Thereafter, the Company had filed the requisite application with the stock exchanges (viz. BSE Limited and National Stock Exchange of India Limited) under Regulation 37 of the listing Regulations("Regulation 37 Application").
Taking into consideration the business needs, the board of directors of the Transferor Company vide its resolution dated March 10, 2025 has approved the execution of definitive agreements in connection with the issue of further shares to investors.
In view of the aforesaid, the companies involved in the Scheme have modified the Scheme basis SEBI's observation, after taking into account, inter alia, the updated valuation reports issued by the registered valuer and fairness opinion issued by the merchant banker on the modified scheme. The modified scheme was approved by the board of directors of respective companies on March 10, 2025. The Company has thereafter filed fresh Regulation 37 application with the stock exchanges in relation to the modified Scheme.
The Scheme is, inter alia, subject to receipt of approval from the statutory and regulatory authorities, including BSE Limited, National Stock Exchange of India Limited, jurisdictional National Company Law Tribunal (NCLT) and the shareholders and creditors (as applicable) of the Companies involved in the Scheme. Approval/observation letters from BSE and NSE were received on January 8, 2026 and January 9, 2026 respectively. Thereafter, the Scheme was filed with the Hon'ble National Company Law Tribunal, Indore Bench on January 24, 2026.
Pursuant to order dated March 26, 2026, the Hon'ble NCLT has directed convening of meetings of the Equity Shareholders, Secured Creditors and Unsecured Creditors of HEG Limited and Equity Shareholders of Bhilwara Energy Limited through Video Conferencing / Other Audio Visual Means for approval of the Scheme. Accordingly, notices have been issued to the respective stakeholders and the meetings are scheduled to be held on Tuesday, May 5, 2026.
Pending receipt of final approvals from NCLT, no adjustments have been made in the standalone financial statements for the financial year ended March 31,2026.
Note 55:
The Government of India, vide notification dated November 21,2025, has notified the Code on Wages, 2019, the Industrial Relations Code, 2020, the Code on Social Security, 2020, and the Occupational Safety, Health and Working Conditions Code, 2020 (collectively referred to as the "Labour Codes"), which consolidate and replace existing multiple labour legislations.
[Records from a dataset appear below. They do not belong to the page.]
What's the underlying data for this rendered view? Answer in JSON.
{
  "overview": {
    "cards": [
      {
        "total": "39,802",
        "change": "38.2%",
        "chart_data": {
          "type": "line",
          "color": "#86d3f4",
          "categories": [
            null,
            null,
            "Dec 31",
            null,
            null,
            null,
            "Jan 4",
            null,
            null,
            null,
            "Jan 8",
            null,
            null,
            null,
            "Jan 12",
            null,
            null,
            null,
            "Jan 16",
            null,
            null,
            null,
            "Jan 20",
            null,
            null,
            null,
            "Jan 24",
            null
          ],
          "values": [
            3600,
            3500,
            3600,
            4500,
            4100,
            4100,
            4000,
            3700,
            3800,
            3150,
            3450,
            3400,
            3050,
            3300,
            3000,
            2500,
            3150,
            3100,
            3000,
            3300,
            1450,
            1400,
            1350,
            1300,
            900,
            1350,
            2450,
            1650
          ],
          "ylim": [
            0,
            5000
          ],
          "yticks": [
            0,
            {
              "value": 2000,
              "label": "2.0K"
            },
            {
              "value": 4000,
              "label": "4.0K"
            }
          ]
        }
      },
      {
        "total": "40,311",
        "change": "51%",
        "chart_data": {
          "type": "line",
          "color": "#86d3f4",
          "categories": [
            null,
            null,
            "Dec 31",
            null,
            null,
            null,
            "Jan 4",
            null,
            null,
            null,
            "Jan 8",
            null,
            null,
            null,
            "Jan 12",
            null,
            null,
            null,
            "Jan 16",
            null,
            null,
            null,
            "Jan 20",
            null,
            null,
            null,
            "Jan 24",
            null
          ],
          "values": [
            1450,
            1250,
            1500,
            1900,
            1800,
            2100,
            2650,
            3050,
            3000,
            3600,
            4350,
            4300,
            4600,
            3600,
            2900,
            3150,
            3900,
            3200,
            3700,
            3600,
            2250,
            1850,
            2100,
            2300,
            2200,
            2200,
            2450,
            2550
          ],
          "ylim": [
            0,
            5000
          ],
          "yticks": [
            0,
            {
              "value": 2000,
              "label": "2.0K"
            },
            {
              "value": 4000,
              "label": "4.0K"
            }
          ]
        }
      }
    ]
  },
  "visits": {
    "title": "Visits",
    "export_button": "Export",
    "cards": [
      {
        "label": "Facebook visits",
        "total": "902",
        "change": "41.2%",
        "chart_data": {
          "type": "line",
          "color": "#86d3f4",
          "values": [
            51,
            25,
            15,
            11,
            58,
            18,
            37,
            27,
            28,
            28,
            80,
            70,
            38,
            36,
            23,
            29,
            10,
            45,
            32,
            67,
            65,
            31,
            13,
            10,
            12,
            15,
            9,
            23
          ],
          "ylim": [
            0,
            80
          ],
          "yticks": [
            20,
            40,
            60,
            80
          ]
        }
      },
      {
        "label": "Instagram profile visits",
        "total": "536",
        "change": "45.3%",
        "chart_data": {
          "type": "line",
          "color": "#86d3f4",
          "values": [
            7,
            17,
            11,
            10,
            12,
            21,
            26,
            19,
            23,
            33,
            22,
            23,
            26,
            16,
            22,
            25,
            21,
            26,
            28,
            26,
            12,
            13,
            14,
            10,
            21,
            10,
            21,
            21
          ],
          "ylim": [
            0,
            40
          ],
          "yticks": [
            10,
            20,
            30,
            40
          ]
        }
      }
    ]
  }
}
In accordance with Ind AS 19 - Employee Benefits, changes to employee benefit plans resulting from the new labour codes are treated as plan amendments, requiring immediate recognition of past service cost as expense in the statement of profit and loss. This approach is consistent with the guidance issued by the Institute of Chartered Accountants of India. The implementation of the Labour Codes has resulted in an increase of C 1,066.68 Lakhs in the provision for gratuity and long-term compensated absences, which has been recognized as an employee benefit expense in the standalone financial statements for the year ended March 31,2026. The Company continues to monitor developments on the rules to be notified by regulatory authorities, including clarifications/additional guidance from authorities and will continue to assess the accounting implications basis such developments/guidance.